As I read those words at the end of the title of a newly issued case from a federal appeals court in California, my high school Latin came flooding back to me and I got teary-eyed.
Black’s Law Dictionary defines the term “Et uxor” as “And his wife.” Except in this circumstance, the court used it (appropriately) to mean “And her wife.” Times have changed, even for the federal judiciary.
The case is about Karen Golinski, who works as a staff attorney for the United States Court of Appeals for the 9th Circuit, which covers appeals from federal courts in nine western states. She and her long-time partner, Amy, married in California in 2008. Once married, Karen asked her employer to add her wife to the health care plan. When the federal court system told her Amy wasn’t eligible because their marriage wasn’t recognized by the federal government, she filed a complaint with the court system, with help from Lambda Legal and the law firm Morrison & Foerster.

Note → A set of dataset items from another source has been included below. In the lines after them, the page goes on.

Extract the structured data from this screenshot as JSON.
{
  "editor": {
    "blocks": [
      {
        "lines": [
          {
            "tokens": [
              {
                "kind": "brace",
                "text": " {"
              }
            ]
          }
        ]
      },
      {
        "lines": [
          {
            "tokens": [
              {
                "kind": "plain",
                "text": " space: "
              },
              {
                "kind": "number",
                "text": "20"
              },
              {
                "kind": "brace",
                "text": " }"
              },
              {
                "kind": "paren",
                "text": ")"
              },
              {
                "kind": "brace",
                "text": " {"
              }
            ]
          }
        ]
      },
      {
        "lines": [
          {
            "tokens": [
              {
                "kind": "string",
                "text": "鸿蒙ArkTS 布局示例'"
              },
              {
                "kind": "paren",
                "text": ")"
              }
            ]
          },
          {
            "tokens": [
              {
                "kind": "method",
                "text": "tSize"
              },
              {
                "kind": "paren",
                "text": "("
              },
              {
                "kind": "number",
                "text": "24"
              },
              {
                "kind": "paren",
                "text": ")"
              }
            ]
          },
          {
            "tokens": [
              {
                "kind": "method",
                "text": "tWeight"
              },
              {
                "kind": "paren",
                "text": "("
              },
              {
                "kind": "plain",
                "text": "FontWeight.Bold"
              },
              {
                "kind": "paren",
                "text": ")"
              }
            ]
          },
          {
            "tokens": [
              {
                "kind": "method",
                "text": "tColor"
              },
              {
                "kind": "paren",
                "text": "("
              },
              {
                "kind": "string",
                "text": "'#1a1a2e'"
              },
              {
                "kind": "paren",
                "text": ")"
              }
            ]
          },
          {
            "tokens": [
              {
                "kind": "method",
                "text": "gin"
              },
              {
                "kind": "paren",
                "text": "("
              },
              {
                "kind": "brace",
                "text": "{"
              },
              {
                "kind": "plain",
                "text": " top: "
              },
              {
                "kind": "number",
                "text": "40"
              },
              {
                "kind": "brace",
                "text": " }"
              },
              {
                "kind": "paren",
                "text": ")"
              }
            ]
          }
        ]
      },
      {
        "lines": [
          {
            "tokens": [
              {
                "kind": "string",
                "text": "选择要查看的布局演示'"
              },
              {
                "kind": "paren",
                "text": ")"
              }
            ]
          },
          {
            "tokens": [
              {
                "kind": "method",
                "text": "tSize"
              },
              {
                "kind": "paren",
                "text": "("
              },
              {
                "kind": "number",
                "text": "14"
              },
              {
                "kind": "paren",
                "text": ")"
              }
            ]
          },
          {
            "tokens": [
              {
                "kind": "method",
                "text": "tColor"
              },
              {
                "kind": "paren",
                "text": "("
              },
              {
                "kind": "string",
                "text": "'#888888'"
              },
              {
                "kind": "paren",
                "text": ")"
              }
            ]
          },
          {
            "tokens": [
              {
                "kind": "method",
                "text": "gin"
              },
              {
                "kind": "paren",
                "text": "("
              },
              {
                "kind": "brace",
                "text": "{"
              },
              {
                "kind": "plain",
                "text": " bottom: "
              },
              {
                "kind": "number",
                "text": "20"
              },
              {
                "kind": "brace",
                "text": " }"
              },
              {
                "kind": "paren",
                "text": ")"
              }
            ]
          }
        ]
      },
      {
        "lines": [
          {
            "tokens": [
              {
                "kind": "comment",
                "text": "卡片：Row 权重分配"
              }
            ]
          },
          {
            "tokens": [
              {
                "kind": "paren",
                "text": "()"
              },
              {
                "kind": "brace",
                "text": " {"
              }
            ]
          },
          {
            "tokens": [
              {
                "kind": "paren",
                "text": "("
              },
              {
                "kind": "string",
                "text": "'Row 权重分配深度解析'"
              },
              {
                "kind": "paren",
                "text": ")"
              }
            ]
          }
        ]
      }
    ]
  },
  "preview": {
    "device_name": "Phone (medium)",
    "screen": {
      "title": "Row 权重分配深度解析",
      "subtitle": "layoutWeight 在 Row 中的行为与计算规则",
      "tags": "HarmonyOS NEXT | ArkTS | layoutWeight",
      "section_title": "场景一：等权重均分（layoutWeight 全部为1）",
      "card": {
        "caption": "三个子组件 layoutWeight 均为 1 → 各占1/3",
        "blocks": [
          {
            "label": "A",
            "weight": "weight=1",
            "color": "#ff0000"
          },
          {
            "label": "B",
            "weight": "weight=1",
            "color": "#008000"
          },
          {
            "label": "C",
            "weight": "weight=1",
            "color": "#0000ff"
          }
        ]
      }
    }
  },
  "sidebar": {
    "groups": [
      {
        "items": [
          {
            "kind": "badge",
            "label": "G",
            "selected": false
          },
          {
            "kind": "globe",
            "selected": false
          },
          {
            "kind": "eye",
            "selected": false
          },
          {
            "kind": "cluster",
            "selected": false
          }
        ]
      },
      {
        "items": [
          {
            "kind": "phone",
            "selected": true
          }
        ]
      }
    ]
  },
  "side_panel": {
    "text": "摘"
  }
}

They pointed out that the refusal to recognize Karen and Amy’s valid California marriage violated the court’s internal policy of not discriminating based on sex or sexual orientation.
This week, Alex Kozinski, Chief Judge of the 9th Circuit, issued a new opinion in this dispute, stating once again that Karen is entitled to receive health care coverage for her wife, just like any other lawfully married employee of the federal courts. But this time, he added “Et Uxor” to the caption of the case, so that it reads “IN THE MATTER OF KAREN GOLINSKI, ET UXOR”, reflecting in yet another way the federal court’s recognition of the validity of Karen and Amy’s union. And throughout the decision, the Chief Judge refers to Amy as Karen’s wife.
The merits of the decision are important — guaranteeing employees of the federal court system equal pay for equal work — but the court’s linguistic respect for their relationship is also a milestone.